Persistence of viral DNA in vivo. Liver tissue was harvested at various time points from adult, female nude mice cotransduced with 5 × 10⁹ IGU of HDAd-EBV.RL and 5 × 10⁹ IGU of HDAd.Cre. Vector DNA in each tissue sample was quantified by qPCR with a primer-probe set unique to each vector. Values were normalized to the number of murine cells per sample as quantified by a third primer-probe set specific to the mouse genome. To facilitate the evaluation of the data, samples were divided into three groups based on the number of weeks postinjection that the sample was harvested. n, Number of mice in each group. Error bars represent the mean ± the SEM. Variation between the three time frames was determined by one-way Fisher analysis of variance. There was no statistically significant change in the HDAd-EBV hybrid vector (*, P = 0.52), but there was a significant decrease in the linear HDAd vector (**, P = 0.04).

FIG. 5.

Integration state of vector DNA. A selective salt precipitation was performed to separate the DNA from vector-transduced liver tissue into HMW and LMW fractions.
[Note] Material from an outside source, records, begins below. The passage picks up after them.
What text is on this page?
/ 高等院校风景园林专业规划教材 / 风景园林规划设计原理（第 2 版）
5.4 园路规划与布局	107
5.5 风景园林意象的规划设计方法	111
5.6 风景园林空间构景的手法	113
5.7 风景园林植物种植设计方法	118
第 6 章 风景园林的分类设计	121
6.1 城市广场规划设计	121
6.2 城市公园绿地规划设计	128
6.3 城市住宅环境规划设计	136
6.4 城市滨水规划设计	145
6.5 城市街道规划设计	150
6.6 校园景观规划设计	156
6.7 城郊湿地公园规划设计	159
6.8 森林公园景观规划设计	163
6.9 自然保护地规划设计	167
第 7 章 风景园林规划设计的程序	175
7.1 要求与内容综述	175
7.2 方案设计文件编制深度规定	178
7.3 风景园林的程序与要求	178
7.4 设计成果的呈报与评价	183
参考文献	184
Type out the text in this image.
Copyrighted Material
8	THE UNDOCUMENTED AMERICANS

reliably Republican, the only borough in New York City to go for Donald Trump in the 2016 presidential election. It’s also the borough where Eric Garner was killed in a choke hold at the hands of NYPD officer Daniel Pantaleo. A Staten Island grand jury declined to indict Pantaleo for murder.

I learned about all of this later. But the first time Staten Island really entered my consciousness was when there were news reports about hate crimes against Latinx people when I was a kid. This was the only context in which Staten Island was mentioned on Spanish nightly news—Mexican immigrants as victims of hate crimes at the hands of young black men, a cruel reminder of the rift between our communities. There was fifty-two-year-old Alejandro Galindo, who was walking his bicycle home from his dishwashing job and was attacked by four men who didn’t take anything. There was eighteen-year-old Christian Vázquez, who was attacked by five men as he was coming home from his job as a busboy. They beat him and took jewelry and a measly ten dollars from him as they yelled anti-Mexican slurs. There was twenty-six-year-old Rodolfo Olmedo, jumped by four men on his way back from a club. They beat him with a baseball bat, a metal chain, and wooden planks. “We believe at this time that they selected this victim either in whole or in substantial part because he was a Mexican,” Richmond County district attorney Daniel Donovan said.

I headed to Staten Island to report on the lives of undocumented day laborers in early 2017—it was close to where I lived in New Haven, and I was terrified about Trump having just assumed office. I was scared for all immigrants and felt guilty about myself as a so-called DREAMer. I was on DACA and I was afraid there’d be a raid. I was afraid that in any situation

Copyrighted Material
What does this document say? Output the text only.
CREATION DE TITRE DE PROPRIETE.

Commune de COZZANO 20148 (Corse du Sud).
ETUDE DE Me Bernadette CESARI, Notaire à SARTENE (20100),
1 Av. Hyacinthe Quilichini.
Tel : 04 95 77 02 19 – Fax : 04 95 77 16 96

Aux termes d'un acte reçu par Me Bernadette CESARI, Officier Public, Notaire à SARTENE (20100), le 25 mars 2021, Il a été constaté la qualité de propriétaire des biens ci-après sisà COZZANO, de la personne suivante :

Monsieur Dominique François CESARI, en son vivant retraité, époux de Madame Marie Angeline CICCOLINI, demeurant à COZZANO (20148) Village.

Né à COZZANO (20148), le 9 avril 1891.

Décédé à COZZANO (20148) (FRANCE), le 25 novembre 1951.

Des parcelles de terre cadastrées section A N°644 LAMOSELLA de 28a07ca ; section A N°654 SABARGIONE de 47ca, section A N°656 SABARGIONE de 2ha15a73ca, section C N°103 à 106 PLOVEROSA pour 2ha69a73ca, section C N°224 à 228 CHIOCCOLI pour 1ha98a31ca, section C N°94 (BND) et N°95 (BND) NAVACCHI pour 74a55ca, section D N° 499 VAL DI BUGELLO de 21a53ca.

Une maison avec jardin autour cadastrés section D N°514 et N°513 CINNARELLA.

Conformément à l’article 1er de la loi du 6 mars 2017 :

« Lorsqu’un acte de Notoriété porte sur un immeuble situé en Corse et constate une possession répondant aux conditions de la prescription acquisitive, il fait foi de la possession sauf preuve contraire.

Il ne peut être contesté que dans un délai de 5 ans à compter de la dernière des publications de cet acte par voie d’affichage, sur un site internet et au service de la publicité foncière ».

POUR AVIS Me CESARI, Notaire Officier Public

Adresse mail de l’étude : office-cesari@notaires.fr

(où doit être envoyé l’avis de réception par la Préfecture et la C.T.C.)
A 35-kb plasmid was added to each sample prior to precipitation as a control for separation of HMW and LMW DNA. The number of copies of chromosomal DNA, plasmid DNA, and HDAd-EBV vector DNA in each fraction were assayed in separate qPCR reactions. Each bar represents the percentage of copies in the high-molecular-weight fraction relative to the total copy number from both fractions. “Week 12” represents nine preparations of DNA from three mice harvested 12 weeks postinjection. “Weeks 30 to 50” represents six preparations from three mice harvested during the later time period. Error bars indicate mean ± the SEM. Variation between the plasmid DNA and HDAd-EBV episome DNA was insignificant as determined by one-way Fisher analysis of variance (*, P = 0.50; **, P = 0.13).